Few administration policies have had as direct an impact on this generation as the provision in the Affordable Care Act that allows children to stay on their parents’ insurance until age 26. From the time the measure took effect in 2010 through the first quarter of 2014, according to the report, the uninsurance rate among Americans between the ages of 19 to 25 fell by 13.2 percentage points, a 40 percent decline that ensures millennials are now much more likely to be insured than other generations were during their young adult years.

This sounds like progress, if only it were accurate or not skewed to make the President look better.

Let’s just take a look at each of these policies.
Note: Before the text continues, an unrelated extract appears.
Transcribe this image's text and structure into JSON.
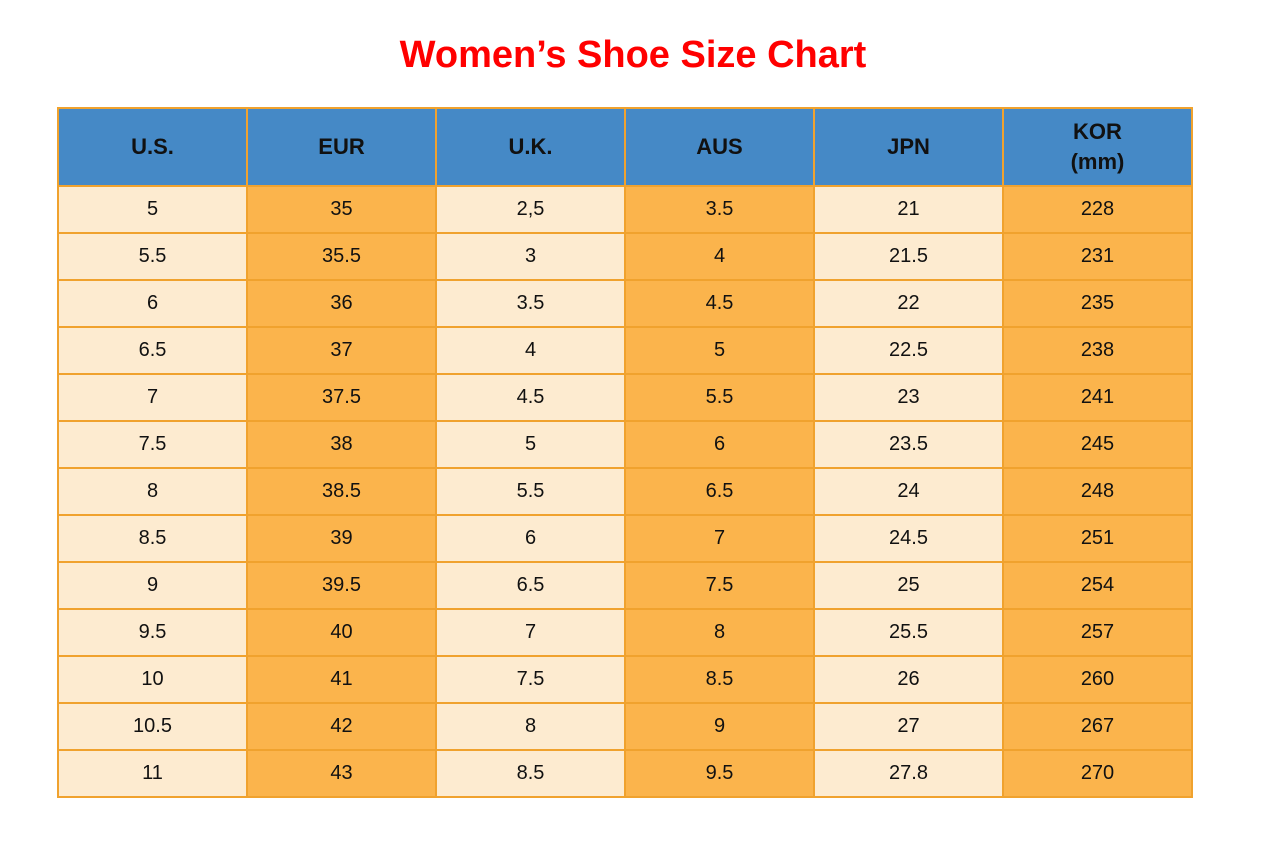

According to the latest Millennial Jobs Report from youth advocacy group Generation Opportunity (GenOpp), unemployment among young people ages 18-29 is actually 14.9 percent – much higher than White House advisers let on. (In full disclosure, I work for GenOpp). The difference is that GenOpp counts those young people who have dropped out of the job market because they can’t find jobs –some 1.955 million young people. Therefore, to say that our unemployment is rate is falling is true but not because we’re finding employment but because we’re leaving the labor force.

That translates into a lower quality of life and progression in our careers and adulthood. Millennials are delaying marriage and home ownership. Americans whose “adult children” have moved back home know this and so do the many young people who wish they could move from their parents’ basements or couches.

Looking at ObamaCare, it’s true that the age expansion means more young people can remain on their parents’ plans for a few extra years. However, overall our monthly healthcare costs are skyrocketing under ObamaCare. According to the Manhattan Institute, ObamaCare increased insurance rates on younger women by an average of 44 percent while younger men experience an even higher increase of 91 percent. That’s neither fair nor economically sustainable.

The President will do his best to convince young people that he’s our Bill Clinton. The problem for President Obama is young people aren’t buying it. In fact a majority of us have buyers’ remorse and, as a Harvard study from last December finds, a majority of us we would recall him if given the chance.